Bolsonaro pode estar absolutamente correto em todos essas questões. Não é este o ponto. O problema é o clima de confronto criado em um embate em que o Brasil não tem a mínima chance de sair-se vencedor. Bolsonaro precisa urgentemente mostrar que tem alguma preocupação com o tema do meio-ambiente, por mais que considere este assunto uma “invenção de ONGs para acabar com a soberania nacional”. Não temos como ganhar essa batalha.
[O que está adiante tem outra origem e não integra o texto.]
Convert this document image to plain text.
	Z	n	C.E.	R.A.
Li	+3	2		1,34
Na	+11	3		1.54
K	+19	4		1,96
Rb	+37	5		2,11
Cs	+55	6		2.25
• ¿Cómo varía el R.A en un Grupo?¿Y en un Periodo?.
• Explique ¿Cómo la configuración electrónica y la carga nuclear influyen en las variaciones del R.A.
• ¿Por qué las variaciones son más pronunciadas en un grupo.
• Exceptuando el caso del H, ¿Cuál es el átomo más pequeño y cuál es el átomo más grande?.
Vou dar um exemplo: quando a primeira-ministra da Noruega afirmou que estava retendo as doações para o Fundo Amazônia em função de mudanças em seu conselho curador, uma reação possível poderia ser: “lamento a decisão da primeira-ministra, este era um recurso muito importante para combater queimadas na Amazônia, que é um tema importante e urgente. No entanto, é preciso que esse dinheiro venha junto com o respeito à soberania nacional. Espero que eles entendam isso e possamos conversar como dois estados soberanos”. Seria uma resposta dura, altiva, mas respeitosa e colocando a preocupação com o meio-ambiente como um tema importante. A reação, no entanto, foi: “Noruega? Aquela que caça baleias? Não precisamos do dinheiro deles.” Adivinha o que aconteceu com a boa-vontade dos interlocutores.

Existe uma nova onda crescente no mundo dos investimentos globais. Chama-se ESG: Environment, Social and Governance. Os grandes investidores institucionais globais estão cada vez mais adotando critérios ESG para fazer seus investimentos em empresas e países. Do jeito que a coisa vai, não me surpreenderia se o Brasil fosse em algum momento classificado como um país não “ESG compliant”, o que faria com que fluxos internacionais de capitais fossem restringidos pelo critério ESG. Seria mais ou menos o equivalente, no mundo dos investimentos, ao que acontece quando produtos agrícolas brasileiros são banidos por problemas ambientais.

Bolsonaro, com suas declarações “espontâneas” e “autênticas” faz muito sucesso junto à sua plateia. Mas, como essa mesma plateia costuma dizer, “quem lacra não lucra”. Aguardemos as cenas dos próximos capítulos.

Nós vamos alugar o Brasil

Taí uma ideia da Economist que merece reflexão.

E se vendêssemos a Amazônia para a União Europeia? Só consigo ver vantagens:

– A Europa poderia ela mesma se responsabilizar pela preservação da floresta. Não precisaria mais ficar nas mãos do capitão moto-serra.

– Os moradores da Amazônia se tornariam cidadãos europeus.

– Faríamos fronteira com a Europa, não precisaríamos mais enfrentar um voo transcontinental para visitar o velho continente.

– Não precisaríamos mais subsidiar a Zona Franca de Manaus.

– Pagaríamos a nossa dívida interna, que é de cerca de 1 trilhão de Euros. Acho esse preço bem razoável para garantir o futuro da Amazonia e evitar a catástrofe do aquecimento global, que custaria muito mais caro.

O único senão é deixar um trilhão de Euros nas mãos dos políticos brasileiros. É, talvez seja melhor repensar o plano.